Один из младших братьев, Иан, громко спросил:
— А как тогда насчет Билли Конноли?
Джонни кивнул и серьезно ответил:
— Ну, хорошо, тут я соглашусь с Большим Ианом. Но я припоминаю, что у Билли вроде бы имелась в роду английская бабушка… Он просто недоумок!
Все засмеялись нервным смехом, явно чересчур пронзительным и долгим.
Джонни снова затянулся сигаретой.
— Ненавижу ждать. Я этого не выношу!
— Тебе следовало бы отсидеть лет десять, Джонни. Ты скоренько привык бы к ожиданию. Ничто так не учит терпению, как долгий срок.
— Ну ладно, приятель, если все сегодня сорвется, то я как раз и проверю справедливость твоих слов.
В фургоне наступила тишина. Мужчины задумались о том, что станет с ними, если их поймают.
Спустя какое-то время Дэнни тихо сказал:
— Да успокойтесь вы все! Если из-за нервов люди совершают ошибки, тогда пусть кого-то за это застрелят или как-то иначе убьют. А мы смоемся за считанные секунды. Так что перестаньте дергаться, и давайте лучше включим радио. Может, найдем хорошую пьесу по «Радио 4».
— Чертову пьесу по «Радио 4»? — фыркнул Джонни. — Я уже все их слышал.
Иан нейтральным тоном заметил:
— А может, они поставят «Великий побег», а?
Все снова долго и громко смеялись.
Нервозность, связанная с прыжком, все-таки одолела их.

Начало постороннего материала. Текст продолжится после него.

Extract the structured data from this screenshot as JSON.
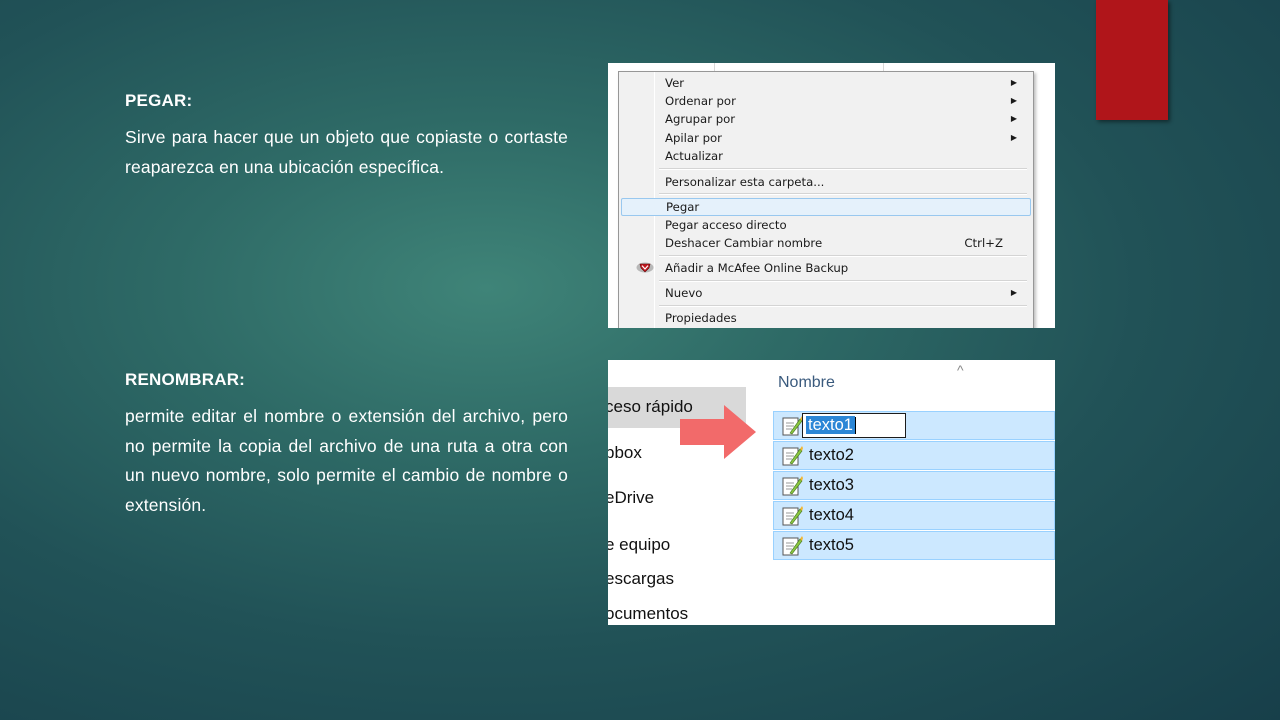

Донна лежала на кушетке в гостиной, все еще одетая в домашний халат. А рядом с ней на японском столике стояли чайник и чашка. В комнате царил беспорядок. Она обвела помещение удивленным взглядом, словно видела его в первый раз… Она без сна пролежала на кушетке всю ночь. И в какой-то момент даже стряхнула пепел мимо пепельницы и прожгла лакированную поверхность столика. Донна совершенно не расстроилась, а лишь удивилась этому: «Хотела бы я, чтобы сейчас сюда вошел Джорджио. Ни разу за все те годы, что мы прожили в этом доме, он не видел здесь ни малейших проявлений беспорядка. И Долли, и я старались, чтобы все было идеально. Потому что он этого хотел».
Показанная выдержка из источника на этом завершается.